More importantly, they must do outreach to Hmong teenagers who are often
part-time care takers of their younger siblings.
Many librarians will agree that the quality that defines successful
library programs that target ethnic groups are
“…the librarians who persistently seek new ways to serve their
communities’ needs and thereby make their libraries central to their
communities rather than peripheral” (Constantino, 1997, p. 69). Also they are committed to involving their
constituents in the development process of the program from its inception. They are not afraid of building bonds in the
community they are targeting. Eleanor
(Edwards) Ledbetter, a public librarian in Ohio had it right when she took the
social work approach to library work with immigrants during the early 1900s. Public libraries today need to do the
same thing. Librarians “must know the
community, must study its component parts, its industries, its recreations, its
connections with the rest of the world” (Jones, 1999, p. 132) if they hope to
be successful in adding the next generation of Hmong to the library’s list of
library users and supporters.
CONCLUSION
The public library is a primary
source of information, recreation, and education to many people of different
ethnic groups and ages. Library use is
voluntary and it is important to find out why some ethnic groups use the
library while others do not. These
factors include lack of knowledge of the library’s potential and benefits, lack
of knowledge about how to use the library, lack of comfort with library use, or
lack of access in terms of library location (Payne, 1992). It could also be a simple case of the user
not being able to read English.
It appears that the majority of
Hmong in the U.S. are not using their public libraries and the libraries in
turn have limited or no services or programs for the community. Some people will look at this and say
nothing more needs to be done and no change is necessary, or that public
libraries cannot be expected to take on new roles each time there is a new
ethnic community in their city. They
are already burdened with severe resource constraints that make it difficult to
perform current roles effectively.
However, “it is no longer a choice but a necessity that public libraries
go beyond serving only their current patrons.

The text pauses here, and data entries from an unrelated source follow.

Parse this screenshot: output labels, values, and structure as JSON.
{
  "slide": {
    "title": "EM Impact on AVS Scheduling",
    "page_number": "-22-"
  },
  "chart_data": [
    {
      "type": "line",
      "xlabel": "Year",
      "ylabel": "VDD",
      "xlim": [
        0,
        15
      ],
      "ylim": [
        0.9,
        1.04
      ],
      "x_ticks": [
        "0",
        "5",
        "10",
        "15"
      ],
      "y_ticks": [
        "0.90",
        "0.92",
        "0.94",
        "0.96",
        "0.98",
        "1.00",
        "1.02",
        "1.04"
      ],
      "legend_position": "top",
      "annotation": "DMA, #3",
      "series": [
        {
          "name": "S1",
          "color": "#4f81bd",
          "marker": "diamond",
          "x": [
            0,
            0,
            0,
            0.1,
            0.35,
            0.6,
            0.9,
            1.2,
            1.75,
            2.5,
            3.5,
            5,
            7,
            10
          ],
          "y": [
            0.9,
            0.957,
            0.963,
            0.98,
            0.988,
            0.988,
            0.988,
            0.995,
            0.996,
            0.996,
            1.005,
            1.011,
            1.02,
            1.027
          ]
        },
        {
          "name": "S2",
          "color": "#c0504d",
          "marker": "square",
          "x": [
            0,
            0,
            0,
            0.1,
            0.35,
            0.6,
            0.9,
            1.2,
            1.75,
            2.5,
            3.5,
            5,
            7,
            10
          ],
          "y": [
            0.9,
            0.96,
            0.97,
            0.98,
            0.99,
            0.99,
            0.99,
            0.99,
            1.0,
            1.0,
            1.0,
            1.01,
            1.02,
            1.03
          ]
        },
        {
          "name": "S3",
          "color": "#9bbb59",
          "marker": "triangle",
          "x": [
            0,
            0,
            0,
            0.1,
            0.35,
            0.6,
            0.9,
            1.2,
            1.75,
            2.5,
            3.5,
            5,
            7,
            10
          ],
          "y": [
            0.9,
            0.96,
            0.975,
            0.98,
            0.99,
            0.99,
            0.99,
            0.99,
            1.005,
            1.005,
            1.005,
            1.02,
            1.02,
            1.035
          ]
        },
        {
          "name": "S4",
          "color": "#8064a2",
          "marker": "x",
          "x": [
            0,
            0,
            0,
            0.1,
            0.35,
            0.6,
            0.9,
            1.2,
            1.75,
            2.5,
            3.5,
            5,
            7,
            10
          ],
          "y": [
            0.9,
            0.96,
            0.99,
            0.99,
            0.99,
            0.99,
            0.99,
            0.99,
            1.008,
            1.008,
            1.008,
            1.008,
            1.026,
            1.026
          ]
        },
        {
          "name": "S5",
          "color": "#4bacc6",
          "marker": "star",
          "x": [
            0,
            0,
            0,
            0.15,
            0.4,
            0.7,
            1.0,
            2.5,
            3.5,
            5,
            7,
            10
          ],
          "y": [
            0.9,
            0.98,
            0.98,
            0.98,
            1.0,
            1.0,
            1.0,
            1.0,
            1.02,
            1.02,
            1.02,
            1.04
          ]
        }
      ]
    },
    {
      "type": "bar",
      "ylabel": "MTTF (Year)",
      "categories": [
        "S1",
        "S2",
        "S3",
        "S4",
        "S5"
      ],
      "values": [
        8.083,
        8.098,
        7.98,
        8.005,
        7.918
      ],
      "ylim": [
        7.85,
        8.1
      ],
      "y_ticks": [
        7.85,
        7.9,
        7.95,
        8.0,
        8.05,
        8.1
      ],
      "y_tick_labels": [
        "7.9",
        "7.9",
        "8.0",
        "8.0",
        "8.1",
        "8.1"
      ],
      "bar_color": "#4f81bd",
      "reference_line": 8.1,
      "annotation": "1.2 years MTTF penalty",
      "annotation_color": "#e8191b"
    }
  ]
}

They must seek ways to meet the needs of other ethnic minorities. This
is a matter of basic practicality” (Shek and Martell, 1992, p. 23) and one which
will benefit the Hmong as full participants in American society.
References
Chang, S.
(1994). Hmong Means Free: Life in Laos and America. Philadelphia: Temple Univ Press.
Constantino, R.
(1997). Literacy, Access, and Libraries
among the Language Minority Population.
Lanham, MD: Scarecrow Press.
Downey, G.
(1995). Blazing the Trail for an
Information Superhighway: Seventy-five Years of Bookmobiles. Unpublished
master’s thesis. Northwestern University. Evanston, IL.
Jones, P. A.
(1999). Libraries, Immigrants, and the
American Experience. Westport, CT:
Greenwood Press.
Luevano-Molina,
S. (2001). Immigrant Politics and Public Library. Westport, CT: Greenwood Press.
Miyares, I. M.
(1998). The Hmong Refugee Experience in
the United States: Crossing the River.
New York, NY: Garland Publishing.
Molz, R. K and
Dain, P. (1999). Civic
Space/Cyberspace: The American Public Library in the Information Age. Cambridge, MA: MIT Press.
Payne, J.
(1992). Public Libraries Face California’s Ethnic and Racial Diversity. Santa Monica, CA: Rand.
Shek, K. W. and
Martell, C. (1992). Cambodians in
California: An Information Needs Assessment. Sacramento, CA: The Library, California State University,
Sacramento.
[1] The phrase was first coined by journalist William Peterson in a 1994 article for The New York Times Magazine. It is used as a catch-all to describe Asian Americans as the hard-working, well-educated, successful minority race.